In her autobiography, published the following year, she didn’t shy from describing the sexual abuse she suffered as a child at the hands of a man who had come to fix her mother’s sewing machine.
She also referred to herself as a “rebel” and “hippie communist,” and wrote of sneaking out the windows of her house as a teenager to play, being arrested during the dictatorship for possession of marijuana, and her multiple stints in rehab clinics for drugs and alcohol.

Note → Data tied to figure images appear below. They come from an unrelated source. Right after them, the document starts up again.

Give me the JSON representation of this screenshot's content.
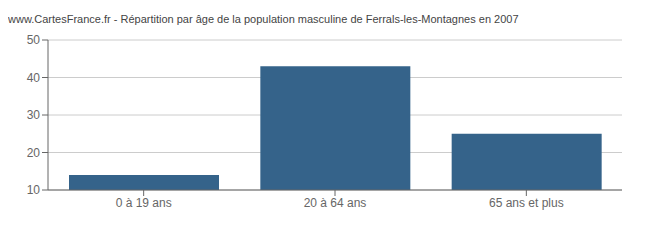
{
  "chart_data": {
    "type": "bar",
    "title": "www.CartesFrance.fr - Répartition par âge de la population masculine de Ferrals-les-Montagnes en 2007",
    "categories": [
      "0 à 19 ans",
      "20 à 64 ans",
      "65 ans et plus"
    ],
    "values": [
      14,
      43,
      25
    ],
    "color": "#35638a",
    "ylim": [
      10,
      50
    ],
    "yticks": [
      10,
      20,
      30,
      40,
      50
    ],
    "grid": true
  }
}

“I recognize that my best songs were written in an altered state, and my worst too. I only regret my delay in realizing that the ‘medicine’ had long since expired,” she wrote. “My generation suffered the claustrophobia of a brutal dictatorship, and using drugs was a way to breathe airs of freedom.”
In an interview with the television program Fantastico in 2020, she explained that physical frailty had prompted her to leave the stage eight years earlier.
“Getting old, for me, was a surprise, because I’ve never been old in my life,” she told the show. “I was left wanting to live my old age away from the stage, without sharing it with the public.”
A public wake will be held at the planetarium in Sao Paulo on May 10, according to the Instagram post.
She is survived by her three children and her husband, musician Roberto do Carvalho, with whom she shared a 44-year musical partnership. In 2021, they released a new song, Change, together, and a remix of some of the singer’s biggest hits.
Years before, she imagined her future death, as if prophesying: “I will be in heaven,” she wrote, “with my soul present playing my autoharp and singing to God, ‘Thank you, Lord, finally sedated.’ Epitaph: She was never a good example, but she was good people.”